A viagem prepara o terreno para a apresentação que ocorre amanhã, dia 12 de junho, quando a artista subirá ao palco em uma das cerimônias oficiais de abertura do torneio.
Rumo aos Estados Unidos
A participação da cantora já estava garantida pela organização do evento há alguns meses, consolidando a estratégia de internacionalização de sua carreira.
No show planejado para a abertura, Anitta vai interpretar a música “Goals”, um projeto musical construído em parceria com a tailandesa Lisa e o nigeriano Rema.
Essa apresentação figura como um dos momentos mais aguardados pelo público que acompanha os espetáculos musicais que tradicionalmente abrem o campeonato de futebol.
O peso do espetáculo
A escolha de uma estrela do pop para representar o país gera discussões profundas sobre a imagem do Brasil no exterior.
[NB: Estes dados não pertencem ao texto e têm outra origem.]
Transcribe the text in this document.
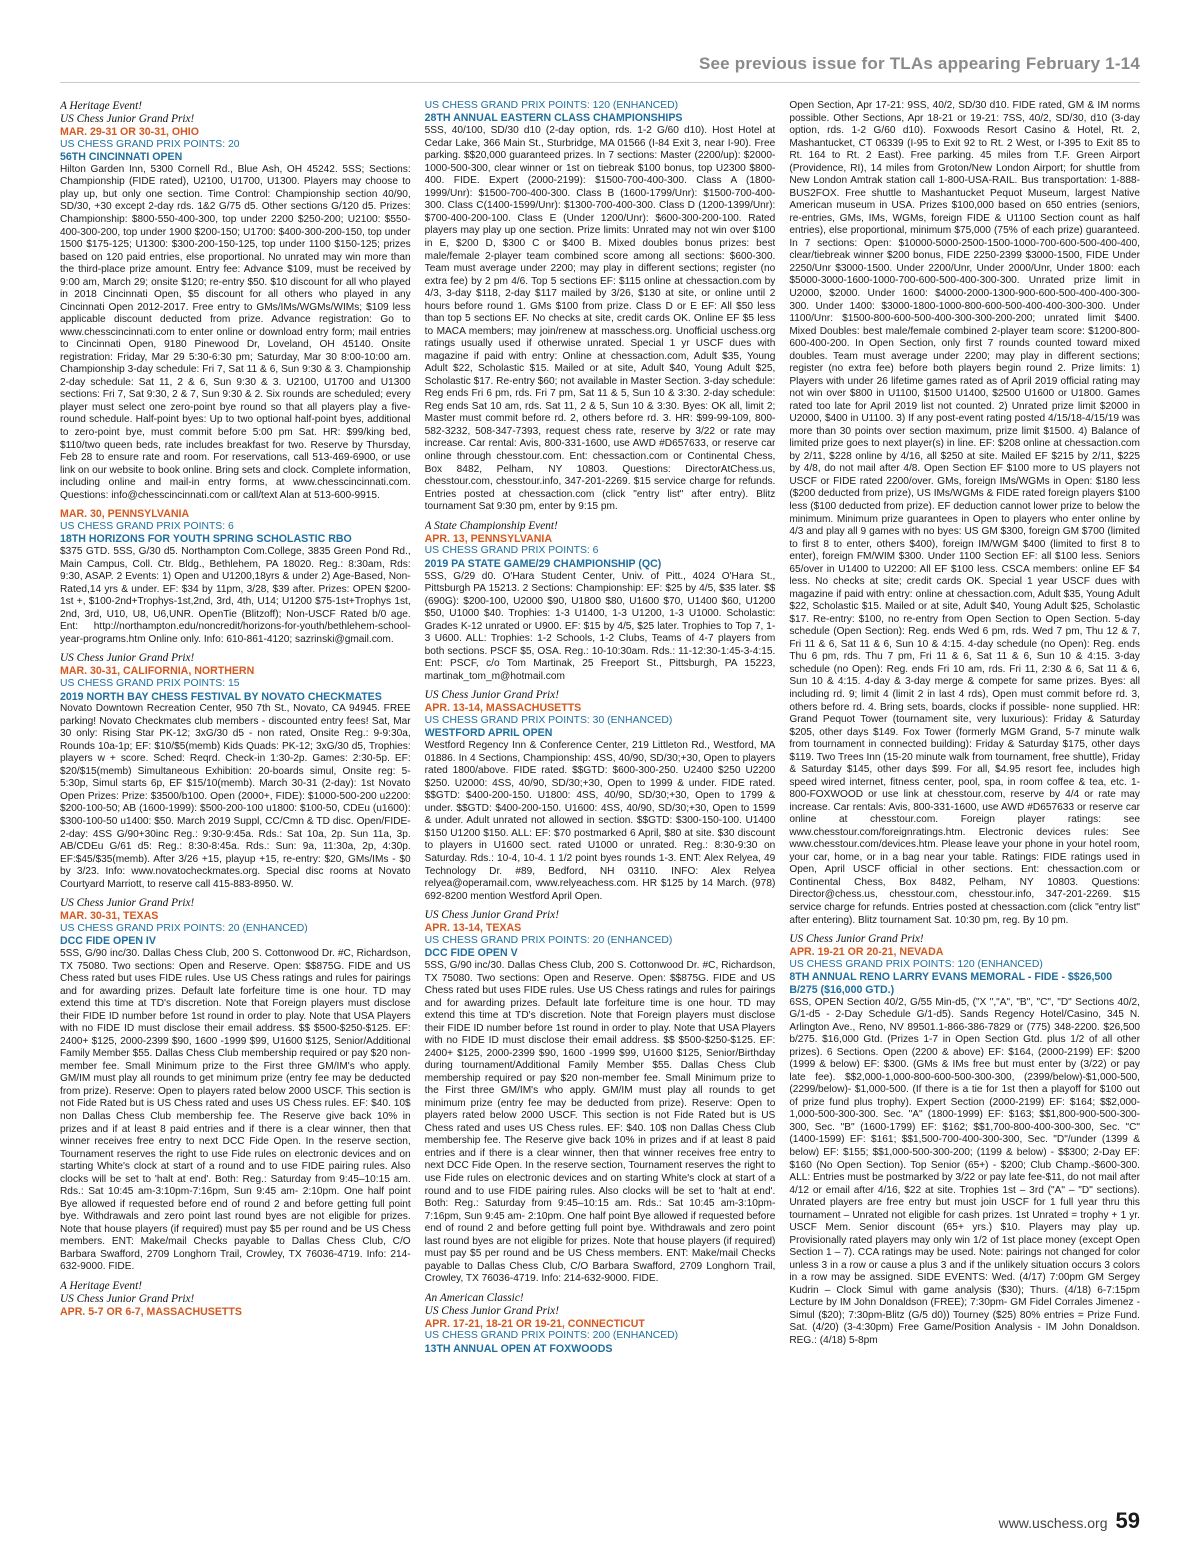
See previous issue for TLAs appearing February 1-14
A Heritage Event!
US Chess Junior Grand Prix!
MAR. 29-31 OR 30-31, OHIO
US CHESS GRAND PRIX POINTS: 20
56TH CINCINNATI OPEN
Hilton Garden Inn, 5300 Cornell Rd., Blue Ash, OH 45242. 5SS; Sections: Championship (FIDE rated), U2100, U1700, U1300. Players may choose to play up, but only one section. Time Control: Championship section 40/90, SD/30, +30 except 2-day rds. 1&2 G/75 d5. Other sections G/120 d5. Prizes: Championship: $800-550-400-300, top under 2200 $250-200; U2100: $550-400-300-200, top under 1900 $200-150; U1700: $400-300-200-150, top under 1500 $175-125; U1300: $300-200-150-125, top under 1100 $150-125; prizes based on 120 paid entries, else proportional. No unrated may win more than the third-place prize amount. Entry fee: Advance $109, must be received by 9:00 am, March 29; onsite $120; re-entry $50. $10 discount for all who played in 2018 Cincinnati Open, $5 discount for all others who played in any Cincinnati Open 2012-2017. Free entry to GMs/IMs/WGMs/WIMs; $109 less applicable discount deducted from prize. Advance registration: Go to www.chesscincinnati.com to enter online or download entry form; mail entries to Cincinnati Open, 9180 Pinewood Dr, Loveland, OH 45140. Onsite registration: Friday, Mar 29 5:30-6:30 pm; Saturday, Mar 30 8:00-10:00 am. Championship 3-day schedule: Fri 7, Sat 11 & 6, Sun 9:30 & 3. Championship 2-day schedule: Sat 11, 2 & 6, Sun 9:30 & 3. U2100, U1700 and U1300 sections: Fri 7, Sat 9:30, 2 & 7, Sun 9:30 & 2. Six rounds are scheduled; every player must select one zero-point bye round so that all players play a five-round schedule. Half-point byes: Up to two optional half-point byes, additional to zero-point bye, must commit before 5:00 pm Sat. HR: $99/king bed, $110/two queen beds, rate includes breakfast for two. Reserve by Thursday, Feb 28 to ensure rate and room. For reservations, call 513-469-6900, or use link on our website to book online. Bring sets and clock. Complete information, including online and mail-in entry forms, at www.chesscincinnati.com. Questions: info@chesscincinnati.com or call/text Alan at 513-600-9915.
MAR. 30, PENNSYLVANIA
US CHESS GRAND PRIX POINTS: 6
18TH HORIZONS FOR YOUTH SPRING SCHOLASTIC RBO
$375 GTD. 5SS, G/30 d5. Northampton Com.College, 3835 Green Pond Rd., Main Campus, Coll. Ctr. Bldg., Bethlehem, PA 18020. Reg.: 8:30am, Rds: 9:30, ASAP. 2 Events: 1) Open and U1200,18yrs & under 2) Age-Based, Non-Rated,14 yrs & under. EF: $34 by 11pm, 3/28, $39 after. Prizes: OPEN $200-1st +, $100-2nd+Trophys-1st,2nd, 3rd, 4th, U14; U1200 $75-1st+Trophys 1st, 2nd, 3rd, U10, U8, U6,UNR. OpenTie (Blitzoff); Non-USCF Rated b/0 age. Ent: http://northampton.edu/noncredit/horizons-for-youth/bethlehem-school-year-programs.htm Online only. Info: 610-861-4120; sazrinski@gmail.com.
US Chess Junior Grand Prix!
MAR. 30-31, CALIFORNIA, NORTHERN
US CHESS GRAND PRIX POINTS: 15
2019 NORTH BAY CHESS FESTIVAL BY NOVATO CHECKMATES
Novato Downtown Recreation Center, 950 7th St., Novato, CA 94945. FREE parking! Novato Checkmates club members - discounted entry fees! Sat, Mar 30 only: Rising Star PK-12; 3xG/30 d5 - non rated, Onsite Reg.: 9-9:30a, Rounds 10a-1p; EF: $10/$5(memb) Kids Quads: PK-12; 3xG/30 d5, Trophies: players w + score. Sched: Reqrd. Check-in 1:30-2p. Games: 2:30-5p. EF: $20/$15(memb) Simultaneous Exhibition: 20-boards simul, Onsite reg: 5-5:30p, Simul starts 6p, EF $15/10(memb). March 30-31 (2-day): 1st Novato Open Prizes: Prize: $3500/b100. Open (2000+, FIDE): $1000-500-200 u2200: $200-100-50; AB (1600-1999): $500-200-100 u1800: $100-50, CDEu (u1600): $300-100-50 u1400: $50. March 2019 Suppl, CC/Cmn & TD disc. Open/FIDE-2-day: 4SS G/90+30inc Reg.: 9:30-9:45a. Rds.: Sat 10a, 2p. Sun 11a, 3p. AB/CDEu G/61 d5: Reg.: 8:30-8:45a. Rds.: Sun: 9a, 11:30a, 2p, 4:30p. EF:$45/$35(memb). After 3/26 +15, playup +15, re-entry: $20, GMs/IMs - $0 by 3/23. Info: www.novatocheckmates.org. Special disc rooms at Novato Courtyard Marriott, to reserve call 415-883-8950. W.
US Chess Junior Grand Prix!
MAR. 30-31, TEXAS
US CHESS GRAND PRIX POINTS: 20 (ENHANCED)
DCC FIDE OPEN IV
5SS, G/90 inc/30. Dallas Chess Club, 200 S. Cottonwood Dr. #C, Richardson, TX 75080. Two sections: Open and Reserve. Open: $$875G. FIDE and US Chess rated but uses FIDE rules. Use US Chess ratings and rules for pairings and for awarding prizes. Default late forfeiture time is one hour. TD may extend this time at TD's discretion. Note that Foreign players must disclose their FIDE ID number before 1st round in order to play. Note that USA Players with no FIDE ID must disclose their email address. $$ $500-$250-$125. EF: 2400+ $125, 2000-2399 $90, 1600 -1999 $99, U1600 $125, Senior/Additional Family Member $55. Dallas Chess Club membership required or pay $20 non-member fee. Small Minimum prize to the First three GM/IM's who apply. GM/IM must play all rounds to get minimum prize (entry fee may be deducted from prize). Reserve: Open to players rated below 2000 USCF. This section is not Fide Rated but is US Chess rated and uses US Chess rules. EF: $40. 10$ non Dallas Chess Club membership fee. The Reserve give back 10% in prizes and if at least 8 paid entries and if there is a clear winner, then that winner receives free entry to next DCC Fide Open. In the reserve section, Tournament reserves the right to use Fide rules on electronic devices and on starting White's clock at start of a round and to use FIDE pairing rules. Also clocks will be set to 'halt at end'. Both: Reg.: Saturday from 9:45–10:15 am. Rds.: Sat 10:45 am-3:10pm-7:16pm, Sun 9:45 am- 2:10pm. One half point Bye allowed if requested before end of round 2 and before getting full point bye. Withdrawals and zero point last round byes are not eligible for prizes. Note that house players (if required) must pay $5 per round and be US Chess members. ENT: Make/mail Checks payable to Dallas Chess Club, C/O Barbara Swafford, 2709 Longhorn Trail, Crowley, TX 76036-4719. Info: 214-632-9000. FIDE.
A Heritage Event!
US Chess Junior Grand Prix!
APR. 5-7 OR 6-7, MASSACHUSETTS
US CHESS GRAND PRIX POINTS: 120 (ENHANCED)
28TH ANNUAL EASTERN CLASS CHAMPIONSHIPS
5SS, 40/100, SD/30 d10 (2-day option, rds. 1-2 G/60 d10). Host Hotel at Cedar Lake, 366 Main St., Sturbridge, MA 01566 (I-84 Exit 3, near I-90). Free parking. $$20,000 guaranteed prizes. In 7 sections: Master (2200/up): $2000-1000-500-300, clear winner or 1st on tiebreak $100 bonus, top U2300 $800-400. FIDE. Expert (2000-2199): $1500-700-400-300. Class A (1800-1999/Unr): $1500-700-400-300. Class B (1600-1799/Unr): $1500-700-400-300. Class C(1400-1599/Unr): $1300-700-400-300. Class D (1200-1399/Unr): $700-400-200-100. Class E (Under 1200/Unr): $600-300-200-100. Rated players may play up one section. Prize limits: Unrated may not win over $100 in E, $200 D, $300 C or $400 B. Mixed doubles bonus prizes: best male/female 2-player team combined score among all sections: $600-300. Team must average under 2200; may play in different sections; register (no extra fee) by 2 pm 4/6. Top 5 sections EF: $115 online at chessaction.com by 4/3, 3-day $118, 2-day $117 mailed by 3/26, $130 at site, or online until 2 hours before round 1. GMs $100 from prize. Class D or E EF: All $50 less than top 5 sections EF. No checks at site, credit cards OK. Online EF $5 less to MACA members; may join/renew at masschess.org. Unofficial uschess.org ratings usually used if otherwise unrated. Special 1 yr USCF dues with magazine if paid with entry: Online at chessaction.com, Adult $35, Young Adult $22, Scholastic $15. Mailed or at site, Adult $40, Young Adult $25, Scholastic $17. Re-entry $60; not available in Master Section. 3-day schedule: Reg ends Fri 6 pm, rds. Fri 7 pm, Sat 11 & 5, Sun 10 & 3:30. 2-day schedule: Reg ends Sat 10 am, rds. Sat 11, 2 & 5, Sun 10 & 3:30. Byes: OK all, limit 2; Master must commit before rd. 2, others before rd. 3. HR: $99-99-109, 800-582-3232, 508-347-7393, request chess rate, reserve by 3/22 or rate may increase. Car rental: Avis, 800-331-1600, use AWD #D657633, or reserve car online through chesstour.com. Ent: chessaction.com or Continental Chess, Box 8482, Pelham, NY 10803. Questions: DirectorAtChess.us, chesstour.com, chesstour.info, 347-201-2269. $15 service charge for refunds. Entries posted at chessaction.com (click "entry list" after entry). Blitz tournament Sat 9:30 pm, enter by 9:15 pm.
A State Championship Event!
APR. 13, PENNSYLVANIA
US CHESS GRAND PRIX POINTS: 6
2019 PA STATE GAME/29 CHAMPIONSHIP (QC)
5SS, G/29 d0. O'Hara Student Center, Univ. of Pitt., 4024 O'Hara St., Pittsburgh PA 15213. 2 Sections: Championship: EF: $25 by 4/5, $35 later. $$ (690G): $200-100, U2000 $90, U1800 $80, U1600 $70, U1400 $60, U1200 $50, U1000 $40. Trophies: 1-3 U1400, 1-3 U1200, 1-3 U1000. Scholastic: Grades K-12 unrated or U900. EF: $15 by 4/5, $25 later. Trophies to Top 7, 1-3 U600. ALL: Trophies: 1-2 Schools, 1-2 Clubs, Teams of 4-7 players from both sections. PSCF $5, OSA. Reg.: 10-10:30am. Rds.: 11-12:30-1:45-3-4:15. Ent: PSCF, c/o Tom Martinak, 25 Freeport St., Pittsburgh, PA 15223, martinak_tom_m@hotmail.com
US Chess Junior Grand Prix!
APR. 13-14, MASSACHUSETTS
US CHESS GRAND PRIX POINTS: 30 (ENHANCED)
WESTFORD APRIL OPEN
Westford Regency Inn & Conference Center, 219 Littleton Rd., Westford, MA 01886. In 4 Sections, Championship: 4SS, 40/90, SD/30;+30, Open to players rated 1800/above. FIDE rated. $$GTD: $600-300-250. U2400 $250 U2200 $250. U2000: 4SS, 40/90, SD/30;+30, Open to 1999 & under. FIDE rated. $$GTD: $400-200-150. U1800: 4SS, 40/90, SD/30;+30, Open to 1799 & under. $$GTD: $400-200-150. U1600: 4SS, 40/90, SD/30;+30, Open to 1599 & under. Adult unrated not allowed in section. $$GTD: $300-150-100. U1400 $150 U1200 $150. ALL: EF: $70 postmarked 6 April, $80 at site. $30 discount to players in U1600 sect. rated U1000 or unrated. Reg.: 8:30-9:30 on Saturday. Rds.: 10-4, 10-4. 1 1/2 point byes rounds 1-3. ENT: Alex Relyea, 49 Technology Dr. #89, Bedford, NH 03110. INFO: Alex Relyea relyea@operamail.com, www.relyeachess.com. HR $125 by 14 March. (978) 692-8200 mention Westford April Open.
US Chess Junior Grand Prix!
APR. 13-14, TEXAS
US CHESS GRAND PRIX POINTS: 20 (ENHANCED)
DCC FIDE OPEN V
5SS, G/90 inc/30. Dallas Chess Club, 200 S. Cottonwood Dr. #C, Richardson, TX 75080. Two sections: Open and Reserve. Open: $$875G. FIDE and US Chess rated but uses FIDE rules. Use US Chess ratings and rules for pairings and for awarding prizes. Default late forfeiture time is one hour. TD may extend this time at TD's discretion. Note that Foreign players must disclose their FIDE ID number before 1st round in order to play. Note that USA Players with no FIDE ID must disclose their email address. $$ $500-$250-$125. EF: 2400+ $125, 2000-2399 $90, 1600 -1999 $99, U1600 $125, Senior/Birthday during tournament/Additional Family Member $55. Dallas Chess Club membership required or pay $20 non-member fee. Small Minimum prize to the First three GM/IM's who apply. GM/IM must play all rounds to get minimum prize (entry fee may be deducted from prize). Reserve: Open to players rated below 2000 USCF. This section is not Fide Rated but is US Chess rated and uses US Chess rules. EF: $40. 10$ non Dallas Chess Club membership fee. The Reserve give back 10% in prizes and if at least 8 paid entries and if there is a clear winner, then that winner receives free entry to next DCC Fide Open. In the reserve section, Tournament reserves the right to use Fide rules on electronic devices and on starting White's clock at start of a round and to use FIDE pairing rules. Also clocks will be set to 'halt at end'. Both: Reg.: Saturday from 9:45–10:15 am. Rds.: Sat 10:45 am-3:10pm-7:16pm, Sun 9:45 am- 2:10pm. One half point Bye allowed if requested before end of round 2 and before getting full point bye. Withdrawals and zero point last round byes are not eligible for prizes. Note that house players (if required) must pay $5 per round and be US Chess members. ENT: Make/mail Checks payable to Dallas Chess Club, C/O Barbara Swafford, 2709 Longhorn Trail, Crowley, TX 76036-4719. Info: 214-632-9000. FIDE.
An American Classic!
US Chess Junior Grand Prix!
APR. 17-21, 18-21 OR 19-21, CONNECTICUT
US CHESS GRAND PRIX POINTS: 200 (ENHANCED)
13TH ANNUAL OPEN AT FOXWOODS
Open Section, Apr 17-21: 9SS, 40/2, SD/30 d10. FIDE rated, GM & IM norms possible. Other Sections, Apr 18-21 or 19-21: 7SS, 40/2, SD/30, d10 (3-day option, rds. 1-2 G/60 d10). Foxwoods Resort Casino & Hotel, Rt. 2, Mashantucket, CT 06339 (I-95 to Exit 92 to Rt. 2 West, or I-395 to Exit 85 to Rt. 164 to Rt. 2 East). Free parking. 45 miles from T.F. Green Airport (Providence, RI), 14 miles from Groton/New London Airport; for shuttle from New London Amtrak station call 1-800-USA-RAIL. Bus transportation: 1-888-BUS2FOX. Free shuttle to Mashantucket Pequot Museum, largest Native American museum in USA. Prizes $100,000 based on 650 entries (seniors, re-entries, GMs, IMs, WGMs, foreign FIDE & U1100 Section count as half entries), else proportional, minimum $75,000 (75% of each prize) guaranteed. In 7 sections: Open: $10000-5000-2500-1500-1000-700-600-500-400-400, clear/tiebreak winner $200 bonus, FIDE 2250-2399 $3000-1500, FIDE Under 2250/Unr $3000-1500. Under 2200/Unr, Under 2000/Unr, Under 1800: each $5000-3000-1600-1000-700-600-500-400-300-300. Unrated prize limit in U2000, $2000. Under 1600: $4000-2000-1300-900-600-500-400-400-300-300. Under 1400: $3000-1800-1000-800-600-500-400-400-300-300. Under 1100/Unr: $1500-800-600-500-400-300-300-200-200; unrated limit $400. Mixed Doubles: best male/female combined 2-player team score: $1200-800-600-400-200. In Open Section, only first 7 rounds counted toward mixed doubles. Team must average under 2200; may play in different sections; register (no extra fee) before both players begin round 2. Prize limits: 1) Players with under 26 lifetime games rated as of April 2019 official rating may not win over $800 in U1100, $1500 U1400, $2500 U1600 or U1800. Games rated too late for April 2019 list not counted. 2) Unrated prize limit $2000 in U2000, $400 in U1100. 3) If any post-event rating posted 4/15/18-4/15/19 was more than 30 points over section maximum, prize limit $1500. 4) Balance of limited prize goes to next player(s) in line. EF: $208 online at chessaction.com by 2/11, $228 online by 4/16, all $250 at site. Mailed EF $215 by 2/11, $225 by 4/8, do not mail after 4/8. Open Section EF $100 more to US players not USCF or FIDE rated 2200/over. GMs, foreign IMs/WGMs in Open: $180 less ($200 deducted from prize), US IMs/WGMs & FIDE rated foreign players $100 less ($100 deducted from prize). EF deduction cannot lower prize to below the minimum. Minimum prize guarantees in Open to players who enter online by 4/3 and play all 9 games with no byes: US GM $300, foreign GM $700 (limited to first 8 to enter, others $400), foreign IM/WGM $400 (limited to first 8 to enter), foreign FM/WIM $300. Under 1100 Section EF: all $100 less. Seniors 65/over in U1400 to U2200: All EF $100 less. CSCA members: online EF $4 less. No checks at site; credit cards OK. Special 1 year USCF dues with magazine if paid with entry: online at chessaction.com, Adult $35, Young Adult $22, Scholastic $15. Mailed or at site, Adult $40, Young Adult $25, Scholastic $17. Re-entry: $100, no re-entry from Open Section to Open Section. 5-day schedule (Open Section): Reg. ends Wed 6 pm, rds. Wed 7 pm, Thu 12 & 7, Fri 11 & 6, Sat 11 & 6, Sun 10 & 4:15. 4-day schedule (no Open): Reg. ends Thu 6 pm, rds. Thu 7 pm, Fri 11 & 6, Sat 11 & 6, Sun 10 & 4:15. 3-day schedule (no Open): Reg. ends Fri 10 am, rds. Fri 11, 2:30 & 6, Sat 11 & 6, Sun 10 & 4:15. 4-day & 3-day merge & compete for same prizes. Byes: all including rd. 9; limit 4 (limit 2 in last 4 rds), Open must commit before rd. 3, others before rd. 4. Bring sets, boards, clocks if possible- none supplied. HR: Grand Pequot Tower (tournament site, very luxurious): Friday & Saturday $205, other days $149. Fox Tower (formerly MGM Grand, 5-7 minute walk from tournament in connected building): Friday & Saturday $175, other days $119. Two Trees Inn (15-20 minute walk from tournament, free shuttle), Friday & Saturday $145, other days $99. For all, $4.95 resort fee, includes high speed wired internet, fitness center, pool, spa, in room coffee & tea, etc. 1-800-FOXWOOD or use link at chesstour.com, reserve by 4/4 or rate may increase. Car rentals: Avis, 800-331-1600, use AWD #D657633 or reserve car online at chesstour.com. Foreign player ratings: see www.chesstour.com/foreignratings.htm. Electronic devices rules: See www.chesstour.com/devices.htm. Please leave your phone in your hotel room, your car, home, or in a bag near your table. Ratings: FIDE ratings used in Open, April USCF official in other sections. Ent: chessaction.com or Continental Chess, Box 8482, Pelham, NY 10803. Questions: Director@chess.us, chesstour.com, chesstour.info, 347-201-2269. $15 service charge for refunds. Entries posted at chessaction.com (click "entry list" after entering). Blitz tournament Sat. 10:30 pm, reg. By 10 pm.
US Chess Junior Grand Prix!
APR. 19-21 OR 20-21, NEVADA
US CHESS GRAND PRIX POINTS: 120 (ENHANCED)
8TH ANNUAL RENO LARRY EVANS MEMORAL - FIDE - $$26,500 B/275 ($16,000 GTD.)
6SS, OPEN Section 40/2, G/55 Min-d5, ("X ","A", "B", "C", "D" Sections 40/2, G/1-d5 - 2-Day Schedule G/1-d5). Sands Regency Hotel/Casino, 345 N. Arlington Ave., Reno, NV 89501.1-866-386-7829 or (775) 348-2200. $26,500 b/275. $16,000 Gtd. (Prizes 1-7 in Open Section Gtd. plus 1/2 of all other prizes). 6 Sections. Open (2200 & above) EF: $164, (2000-2199) EF: $200 (1999 & below) EF: $300. (GMs & IMs free but must enter by (3/22) or pay late fee). $$2,000-1,000-800-600-500-300-300, (2399/below)-$1,000-500, (2299/below)- $1,000-500. (If there is a tie for 1st then a playoff for $100 out of prize fund plus trophy). Expert Section (2000-2199) EF: $164; $$2,000-1,000-500-300-300. Sec. "A" (1800-1999) EF: $163; $$1,800-900-500-300-300, Sec. "B" (1600-1799) EF: $162; $$1,700-800-400-300-300, Sec. "C" (1400-1599) EF: $161; $$1,500-700-400-300-300, Sec. "D"/under (1399 & below) EF: $155; $$1,000-500-300-200; (1199 & below) - $$300; 2-Day EF: $160 (No Open Section). Top Senior (65+) - $200; Club Champ.-$600-300. ALL: Entries must be postmarked by 3/22 or pay late fee-$11, do not mail after 4/12 or email after 4/16, $22 at site. Trophies 1st – 3rd ("A" – "D" sections). Unrated players are free entry but must join USCF for 1 full year thru this tournament – Unrated not eligible for cash prizes. 1st Unrated = trophy + 1 yr. USCF Mem. Senior discount (65+ yrs.) $10. Players may play up. Provisionally rated players may only win 1/2 of 1st place money (except Open Section 1 – 7). CCA ratings may be used. Note: pairings not changed for color unless 3 in a row or cause a plus 3 and if the unlikely situation occurs 3 colors in a row may be assigned. SIDE EVENTS: Wed. (4/17) 7:00pm GM Sergey Kudrin – Clock Simul with game analysis ($30); Thurs. (4/18) 6-7:15pm Lecture by IM John Donaldson (FREE); 7:30pm- GM Fidel Corrales Jimenez - Simul ($20); 7:30pm-Blitz (G/5 d0)) Tourney ($25) 80% entries = Prize Fund. Sat. (4/20) (3-4:30pm) Free Game/Position Analysis - IM John Donaldson. REG.: (4/18) 5-8pm
www.uschess.org 59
De um lado, críticos apontam que a constante associação da cultura nacional apenas ao funk e ao pop comercial simplifica a rica diversidade musical do país.
Por outro lado, defensores da decisão argumentam que o alcance global da artista serve como uma vitrine moderna e altamente lucrativa, capaz de dialogar com as novas gerações e atrair a atenção do mercado publicitário internacional.
Expectativa de mercado
O espetáculo que mistura esporte e entretenimento de massa traz algumas realidades que movimentam a indústria fonográfica e as transmissões de televisão.
- O apelo comercial da união entre três artistas de continentes diferentes atinge um público global muito além dos fãs tradicionais do esporte.
- A visibilidade da música “Goals” durante o show de abertura deve impulsionar os números de reproduções nas plataformas digitais de áudio.
- A consolidação de parcerias internacionais mostra como o mercado da música brasileira se adaptou às exigências das grandes corporações globais.
Independentemente das divisões de opiniões entre os torcedores mais conservadores e os fãs da música moderna, a presença da artista no palco principal reafirma a força do entretenimento na engrenagem do esporte.
O show de amanhã serve como um teste para medir a aceitação do público diante de um formato cada vez mais focado no espetáculo globalizado.